The error rate is 0.207995


In [70]:
plot(dualitygaps, yscale=:log10, xlabel="outer iterations", ylabel="duality gap")

The convergence is slow comparing with the barrier mathod, in the sense that a lot more iterations are needed. In theory, the convergence should be linear, but in practice when we add more data points, as shown in the case below, the algorithm may fail to converge (or may take very long time to converge) and that's why I need to add `maxiter` as an argument. We notice however that if we compute the real duality gap this algorithm achieves a better precision than the barrier method.

In [103]:
numdatapoints = 500
gaussianA = MvNormal([2.; 2.], [7. 2.5; 2.5 3.])
gaussianB = MvNormal([-3.; 1.], [2. -0.3; -0.3 5.])
cloudA = rand(gaussianA , numdatapoints)
cloudB = rand(gaussianB, numdatapoints)

X = [[cloudA cloudB]' ones(2*numdatapoints)]
Y = [-1.*ones(numdatapoints); ones(numdatapoints)]
@time w, α, dualitygaps = svm_dualcoordinatedescent(X, Y, 10, 1, 10000)

 48.531676 seconds (69.89 M allocations: 80.119 GiB, 19.10% gc time)
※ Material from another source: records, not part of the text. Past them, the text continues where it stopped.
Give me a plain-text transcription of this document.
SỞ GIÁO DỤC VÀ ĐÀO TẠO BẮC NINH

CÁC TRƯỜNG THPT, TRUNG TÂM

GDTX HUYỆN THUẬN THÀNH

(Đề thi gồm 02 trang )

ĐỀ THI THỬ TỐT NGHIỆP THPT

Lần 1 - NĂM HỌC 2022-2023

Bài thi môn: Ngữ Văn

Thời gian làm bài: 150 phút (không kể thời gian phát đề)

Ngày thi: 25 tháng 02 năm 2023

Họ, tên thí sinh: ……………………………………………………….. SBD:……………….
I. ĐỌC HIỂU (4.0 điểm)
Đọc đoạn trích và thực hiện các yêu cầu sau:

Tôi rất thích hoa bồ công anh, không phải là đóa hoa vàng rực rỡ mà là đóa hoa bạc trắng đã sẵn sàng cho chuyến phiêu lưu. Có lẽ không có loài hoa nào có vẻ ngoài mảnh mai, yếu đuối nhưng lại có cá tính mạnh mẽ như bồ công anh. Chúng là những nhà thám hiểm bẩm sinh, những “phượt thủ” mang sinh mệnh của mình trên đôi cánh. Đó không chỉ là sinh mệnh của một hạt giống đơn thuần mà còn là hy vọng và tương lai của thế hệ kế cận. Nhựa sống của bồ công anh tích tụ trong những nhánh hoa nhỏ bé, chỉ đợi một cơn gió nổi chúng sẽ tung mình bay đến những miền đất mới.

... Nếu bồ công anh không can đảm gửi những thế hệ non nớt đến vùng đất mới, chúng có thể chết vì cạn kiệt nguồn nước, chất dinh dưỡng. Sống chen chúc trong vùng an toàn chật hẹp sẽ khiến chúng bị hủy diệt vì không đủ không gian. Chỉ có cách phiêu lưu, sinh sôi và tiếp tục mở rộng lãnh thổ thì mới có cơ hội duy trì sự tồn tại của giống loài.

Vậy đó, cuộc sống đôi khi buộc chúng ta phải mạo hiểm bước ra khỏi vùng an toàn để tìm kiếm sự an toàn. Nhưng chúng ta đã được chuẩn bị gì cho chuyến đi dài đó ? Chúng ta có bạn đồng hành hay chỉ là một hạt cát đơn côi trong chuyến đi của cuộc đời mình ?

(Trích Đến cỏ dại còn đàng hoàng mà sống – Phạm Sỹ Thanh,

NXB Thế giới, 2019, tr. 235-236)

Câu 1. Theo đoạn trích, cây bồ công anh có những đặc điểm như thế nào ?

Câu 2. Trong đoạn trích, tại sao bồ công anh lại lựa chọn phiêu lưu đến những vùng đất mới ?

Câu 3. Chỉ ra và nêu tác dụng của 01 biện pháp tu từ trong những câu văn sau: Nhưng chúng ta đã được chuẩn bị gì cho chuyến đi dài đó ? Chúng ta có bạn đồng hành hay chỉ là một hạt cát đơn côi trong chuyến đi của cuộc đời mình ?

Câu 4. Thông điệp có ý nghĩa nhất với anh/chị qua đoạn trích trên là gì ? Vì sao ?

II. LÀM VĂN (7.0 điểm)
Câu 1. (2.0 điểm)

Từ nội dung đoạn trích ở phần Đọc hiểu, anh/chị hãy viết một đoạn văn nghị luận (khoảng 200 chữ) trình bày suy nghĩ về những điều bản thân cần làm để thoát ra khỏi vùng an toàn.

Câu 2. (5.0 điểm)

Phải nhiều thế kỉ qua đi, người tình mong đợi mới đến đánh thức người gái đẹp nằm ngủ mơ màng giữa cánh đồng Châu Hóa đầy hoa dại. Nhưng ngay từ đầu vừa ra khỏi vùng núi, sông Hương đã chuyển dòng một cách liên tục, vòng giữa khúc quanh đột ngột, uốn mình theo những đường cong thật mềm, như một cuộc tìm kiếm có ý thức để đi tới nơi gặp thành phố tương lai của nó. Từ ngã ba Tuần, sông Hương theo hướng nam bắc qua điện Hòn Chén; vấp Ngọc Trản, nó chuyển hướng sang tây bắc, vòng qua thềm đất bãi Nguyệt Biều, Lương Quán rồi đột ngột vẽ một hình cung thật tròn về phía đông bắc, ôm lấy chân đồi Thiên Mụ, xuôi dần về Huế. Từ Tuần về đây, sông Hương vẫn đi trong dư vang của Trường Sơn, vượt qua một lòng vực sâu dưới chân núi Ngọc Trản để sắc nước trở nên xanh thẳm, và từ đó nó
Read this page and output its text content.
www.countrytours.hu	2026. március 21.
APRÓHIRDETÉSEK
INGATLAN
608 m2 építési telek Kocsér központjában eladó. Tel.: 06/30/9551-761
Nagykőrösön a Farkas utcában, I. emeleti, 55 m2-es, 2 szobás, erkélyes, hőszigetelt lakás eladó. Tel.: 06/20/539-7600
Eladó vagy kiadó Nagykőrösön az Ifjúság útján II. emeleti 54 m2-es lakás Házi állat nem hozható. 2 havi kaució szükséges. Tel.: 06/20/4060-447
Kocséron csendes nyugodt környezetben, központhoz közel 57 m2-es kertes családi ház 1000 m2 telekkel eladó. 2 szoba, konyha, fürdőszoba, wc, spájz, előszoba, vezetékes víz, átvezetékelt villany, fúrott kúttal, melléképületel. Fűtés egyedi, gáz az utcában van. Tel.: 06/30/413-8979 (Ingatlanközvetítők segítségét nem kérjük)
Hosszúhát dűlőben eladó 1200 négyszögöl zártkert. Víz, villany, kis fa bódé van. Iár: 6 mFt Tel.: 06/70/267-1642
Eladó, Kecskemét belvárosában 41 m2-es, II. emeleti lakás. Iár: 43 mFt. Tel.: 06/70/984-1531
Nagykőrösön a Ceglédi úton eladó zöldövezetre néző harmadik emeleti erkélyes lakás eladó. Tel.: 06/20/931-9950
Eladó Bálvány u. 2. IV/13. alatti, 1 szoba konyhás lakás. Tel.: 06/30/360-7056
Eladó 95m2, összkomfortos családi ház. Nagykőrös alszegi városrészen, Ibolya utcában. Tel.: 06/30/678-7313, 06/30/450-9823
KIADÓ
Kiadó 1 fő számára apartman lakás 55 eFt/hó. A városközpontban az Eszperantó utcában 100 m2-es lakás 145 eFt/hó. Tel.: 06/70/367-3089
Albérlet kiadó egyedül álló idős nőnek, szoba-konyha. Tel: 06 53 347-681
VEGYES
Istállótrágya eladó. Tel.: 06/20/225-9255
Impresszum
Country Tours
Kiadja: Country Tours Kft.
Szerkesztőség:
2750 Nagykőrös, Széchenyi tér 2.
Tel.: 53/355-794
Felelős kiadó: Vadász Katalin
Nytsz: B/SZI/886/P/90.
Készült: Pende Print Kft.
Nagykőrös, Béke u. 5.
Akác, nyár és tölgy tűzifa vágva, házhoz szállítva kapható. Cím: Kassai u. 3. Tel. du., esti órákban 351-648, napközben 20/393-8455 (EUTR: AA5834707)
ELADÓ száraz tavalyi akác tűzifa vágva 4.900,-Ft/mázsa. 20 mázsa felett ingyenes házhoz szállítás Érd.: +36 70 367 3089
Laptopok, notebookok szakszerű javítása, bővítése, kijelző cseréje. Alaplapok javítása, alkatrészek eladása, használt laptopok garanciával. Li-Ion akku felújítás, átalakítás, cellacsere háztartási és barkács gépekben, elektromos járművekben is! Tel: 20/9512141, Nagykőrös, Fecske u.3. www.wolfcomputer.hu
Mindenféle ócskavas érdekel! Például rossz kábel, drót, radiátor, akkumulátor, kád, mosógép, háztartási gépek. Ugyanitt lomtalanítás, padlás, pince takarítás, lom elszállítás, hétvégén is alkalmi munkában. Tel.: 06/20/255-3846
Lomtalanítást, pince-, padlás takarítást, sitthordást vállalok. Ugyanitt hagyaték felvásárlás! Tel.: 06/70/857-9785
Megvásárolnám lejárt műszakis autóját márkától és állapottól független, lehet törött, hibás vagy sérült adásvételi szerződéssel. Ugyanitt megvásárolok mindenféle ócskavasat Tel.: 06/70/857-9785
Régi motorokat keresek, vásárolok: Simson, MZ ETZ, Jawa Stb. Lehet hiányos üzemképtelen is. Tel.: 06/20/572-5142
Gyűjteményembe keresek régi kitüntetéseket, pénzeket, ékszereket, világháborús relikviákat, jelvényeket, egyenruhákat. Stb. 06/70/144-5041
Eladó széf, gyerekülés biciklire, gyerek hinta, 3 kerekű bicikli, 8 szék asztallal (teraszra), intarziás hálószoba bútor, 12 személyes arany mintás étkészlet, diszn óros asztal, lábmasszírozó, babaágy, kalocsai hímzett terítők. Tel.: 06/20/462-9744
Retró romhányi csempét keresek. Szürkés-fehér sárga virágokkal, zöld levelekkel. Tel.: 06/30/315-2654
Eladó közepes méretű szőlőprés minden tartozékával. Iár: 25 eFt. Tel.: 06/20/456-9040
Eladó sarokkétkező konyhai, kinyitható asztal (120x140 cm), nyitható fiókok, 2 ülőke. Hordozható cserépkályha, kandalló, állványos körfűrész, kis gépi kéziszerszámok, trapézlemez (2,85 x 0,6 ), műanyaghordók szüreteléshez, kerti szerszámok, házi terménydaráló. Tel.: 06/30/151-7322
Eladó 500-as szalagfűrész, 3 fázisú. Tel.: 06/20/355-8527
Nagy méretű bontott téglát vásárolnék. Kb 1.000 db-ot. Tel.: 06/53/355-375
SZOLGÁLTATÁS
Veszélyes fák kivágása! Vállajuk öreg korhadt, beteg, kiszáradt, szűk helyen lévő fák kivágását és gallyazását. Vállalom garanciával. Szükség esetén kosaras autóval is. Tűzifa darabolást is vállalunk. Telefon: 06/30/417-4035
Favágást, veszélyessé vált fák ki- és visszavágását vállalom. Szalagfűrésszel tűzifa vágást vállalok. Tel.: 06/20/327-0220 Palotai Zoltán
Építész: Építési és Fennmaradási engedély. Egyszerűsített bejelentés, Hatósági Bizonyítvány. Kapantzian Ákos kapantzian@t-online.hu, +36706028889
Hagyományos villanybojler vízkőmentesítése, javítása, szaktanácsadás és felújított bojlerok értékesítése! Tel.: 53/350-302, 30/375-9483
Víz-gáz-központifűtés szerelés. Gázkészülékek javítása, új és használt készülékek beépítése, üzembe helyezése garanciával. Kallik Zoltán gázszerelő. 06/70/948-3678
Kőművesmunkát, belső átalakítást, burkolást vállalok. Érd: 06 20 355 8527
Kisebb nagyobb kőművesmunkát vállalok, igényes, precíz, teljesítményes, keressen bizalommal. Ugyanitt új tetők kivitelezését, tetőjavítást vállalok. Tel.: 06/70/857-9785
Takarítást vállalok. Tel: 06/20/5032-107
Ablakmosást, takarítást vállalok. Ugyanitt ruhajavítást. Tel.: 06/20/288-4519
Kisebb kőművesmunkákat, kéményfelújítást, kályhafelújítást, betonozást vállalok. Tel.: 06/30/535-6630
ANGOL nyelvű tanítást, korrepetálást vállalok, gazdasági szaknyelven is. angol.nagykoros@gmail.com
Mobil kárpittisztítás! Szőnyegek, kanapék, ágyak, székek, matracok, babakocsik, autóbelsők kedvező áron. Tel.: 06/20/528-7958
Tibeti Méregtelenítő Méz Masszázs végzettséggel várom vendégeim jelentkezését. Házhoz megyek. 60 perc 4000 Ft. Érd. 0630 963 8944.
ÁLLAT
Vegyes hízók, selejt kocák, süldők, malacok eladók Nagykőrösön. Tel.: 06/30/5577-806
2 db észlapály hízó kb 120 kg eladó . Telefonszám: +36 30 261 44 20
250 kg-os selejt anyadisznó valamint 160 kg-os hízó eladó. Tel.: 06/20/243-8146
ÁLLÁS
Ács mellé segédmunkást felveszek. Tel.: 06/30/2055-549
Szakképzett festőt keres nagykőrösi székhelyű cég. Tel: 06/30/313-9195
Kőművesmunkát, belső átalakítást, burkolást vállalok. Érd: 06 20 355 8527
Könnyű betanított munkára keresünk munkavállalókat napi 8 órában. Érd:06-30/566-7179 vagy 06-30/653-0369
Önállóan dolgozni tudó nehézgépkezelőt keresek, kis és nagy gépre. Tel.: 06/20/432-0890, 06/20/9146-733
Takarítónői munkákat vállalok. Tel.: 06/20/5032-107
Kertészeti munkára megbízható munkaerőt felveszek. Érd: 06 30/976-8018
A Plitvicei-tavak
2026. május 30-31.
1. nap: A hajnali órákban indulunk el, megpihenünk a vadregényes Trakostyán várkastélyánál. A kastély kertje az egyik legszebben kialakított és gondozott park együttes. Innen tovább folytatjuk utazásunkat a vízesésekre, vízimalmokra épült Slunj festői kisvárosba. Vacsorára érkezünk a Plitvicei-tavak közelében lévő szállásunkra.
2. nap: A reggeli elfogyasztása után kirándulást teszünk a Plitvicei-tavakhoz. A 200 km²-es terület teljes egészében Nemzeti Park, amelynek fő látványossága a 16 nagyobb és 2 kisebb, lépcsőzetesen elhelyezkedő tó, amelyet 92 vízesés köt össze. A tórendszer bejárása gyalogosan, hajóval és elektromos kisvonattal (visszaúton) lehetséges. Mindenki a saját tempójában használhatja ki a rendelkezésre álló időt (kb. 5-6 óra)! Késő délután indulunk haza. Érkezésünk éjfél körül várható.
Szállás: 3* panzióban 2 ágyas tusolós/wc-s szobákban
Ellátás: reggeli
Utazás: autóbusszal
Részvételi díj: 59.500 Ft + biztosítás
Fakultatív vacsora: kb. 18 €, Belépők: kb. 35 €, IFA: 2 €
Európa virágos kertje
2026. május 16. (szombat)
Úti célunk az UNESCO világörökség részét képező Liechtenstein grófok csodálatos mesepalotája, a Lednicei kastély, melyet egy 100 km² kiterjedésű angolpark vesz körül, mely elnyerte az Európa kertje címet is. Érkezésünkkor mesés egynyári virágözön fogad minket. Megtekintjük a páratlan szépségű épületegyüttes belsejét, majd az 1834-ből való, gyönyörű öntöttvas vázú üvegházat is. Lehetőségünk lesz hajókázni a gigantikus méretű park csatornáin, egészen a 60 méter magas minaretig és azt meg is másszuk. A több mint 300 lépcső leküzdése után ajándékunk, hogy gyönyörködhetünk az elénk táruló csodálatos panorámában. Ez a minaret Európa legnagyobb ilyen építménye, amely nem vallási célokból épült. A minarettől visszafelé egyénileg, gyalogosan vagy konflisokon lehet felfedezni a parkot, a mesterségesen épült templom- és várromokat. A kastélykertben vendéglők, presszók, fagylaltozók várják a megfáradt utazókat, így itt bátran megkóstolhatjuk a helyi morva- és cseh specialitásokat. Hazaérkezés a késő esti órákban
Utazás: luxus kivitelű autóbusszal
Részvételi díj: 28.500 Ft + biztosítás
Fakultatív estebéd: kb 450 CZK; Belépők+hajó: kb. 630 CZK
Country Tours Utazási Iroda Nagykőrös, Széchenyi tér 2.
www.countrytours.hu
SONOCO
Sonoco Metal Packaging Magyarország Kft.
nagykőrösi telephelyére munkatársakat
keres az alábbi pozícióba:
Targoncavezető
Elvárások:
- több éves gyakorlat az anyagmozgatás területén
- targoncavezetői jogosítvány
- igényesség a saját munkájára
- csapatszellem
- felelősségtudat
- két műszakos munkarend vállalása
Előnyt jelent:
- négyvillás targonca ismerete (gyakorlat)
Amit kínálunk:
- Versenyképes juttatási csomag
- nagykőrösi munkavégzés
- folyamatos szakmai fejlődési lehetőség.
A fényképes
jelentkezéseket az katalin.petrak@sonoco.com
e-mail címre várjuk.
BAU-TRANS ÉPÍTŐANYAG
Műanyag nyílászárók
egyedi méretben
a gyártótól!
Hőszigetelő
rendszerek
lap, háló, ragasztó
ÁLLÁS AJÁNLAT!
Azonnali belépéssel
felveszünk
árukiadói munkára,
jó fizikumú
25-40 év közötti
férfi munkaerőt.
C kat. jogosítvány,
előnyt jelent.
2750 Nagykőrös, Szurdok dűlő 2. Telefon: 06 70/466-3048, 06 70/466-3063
([-0.766031, 0.0242007, -0.612323], [10.0, 6.51962, 0.0, 0.0, 0.0, 0.0, 0.0, 0.0, 10.0, 0.0  …  0.0, 0.0, 0.0, 0.0, 0.0, 10.0, 0.0, 0.0, 0.0, 1.76816], [1.88279e8, 3.52834e5, 1.41607e5, 60789.5, 34254.8, 18742.2, 10438.6, 5803.28, 3025.56, 1701.44  …  7.60056, 7.59692, 7.59327, 7.58962, 7.58597, 7.58233, 7.57784, 7.57329, 7.56875, 7.5642])

In [121]:
plot(dualitygaps, yscale=:log10, xlabel="outer iterations", ylabel="duality gap")

In [111]:
@time wb, αb, numstepsarray = svmbarrier(X, Y, 10, 1)

 17.535010 seconds (162.54 k allocations: 13.462 GiB, 30.69% gc time)


([-0.765615, 0.0296151, -0.615745], [-0.000848658, 0.000101956, 2.13611e-5, 2.44687e-5, 3.32447e-5, 6.10169e-5, 4.66675e-5, 6.7928e-5, 0.000255948, 3.00574e-5  …  4.03647e-5, 8.07755e-5, 3.44764e-5, 5.38487e-5, 4.44199e-5, 0.0128685, 5.07133e-5, 5.28508e-5, 4.965e-5, 9.64512e-5], [48, 97, 48])

In [113]:
Q = Diagonal(Y)*X*X'*Diagonal(Y)
primal(w) = sum(w.^2)/2 + 10*sum(max.(0, ones(Y)-Y.*(X*w)))
dual(α) = -α⋅(Q*α)/2 + sum(α)
primal(wb) - dual(αb)

2620.63781775004

Strangely it may seem that the barrier method is faster but they're not comparable because as we can see we don't have the same level of precision. Besides, the dual coordinate descent can in fact be more efficient by modifying a little bit the implementation.

#### Some ameliorations

The function `svm_dualcoordinatedescentopt` is another implementation of the dual coordinate descent method. We apply random permutation of descent orders to each outer iteration. The partial derivative can be computed more efficiently in time $O(n)$ rather than $O(m)$ which is a great improvement when $m \gg n$. Finally computing the duality gap after each outer iteration is expensive, but to solve this problem other stopping criterion should be found. I will not address this issue here and therefore I simply give the number of outer iterations to run as an argument.

In [130]:
@time wopt, αopt = svm_dualcoordinatedescentopt(X, Y, 10, 10000)

  1.498702 seconds (35.79 M allocations: 2.823 GiB, 23.56% gc time)


([-0.765405, 0.0298089, -0.616142], [10.0, 10.0, 0.0, 0.0, 0.0, 0.0, 0.0, 0.0, 10.0, 0.0  …  0.0, 0.0, 0.0, 0.0, 0.0, 10.0, 0.0, 0.0, 0.0, 0.0])

In [131]:
primal(wopt) - dual(αopt)

0.011950684528528654

In [132]:
println("The error rate is $(errorrate(gaussianA, gaussianB, w, Int(1e6)))")
plotclouds(cloudA, cloudB)
drawborder((x, y) -> [x; y; 1]⋅w)

The error rate is 0.206026


We see that the algorithm is now much faster and has a better precision.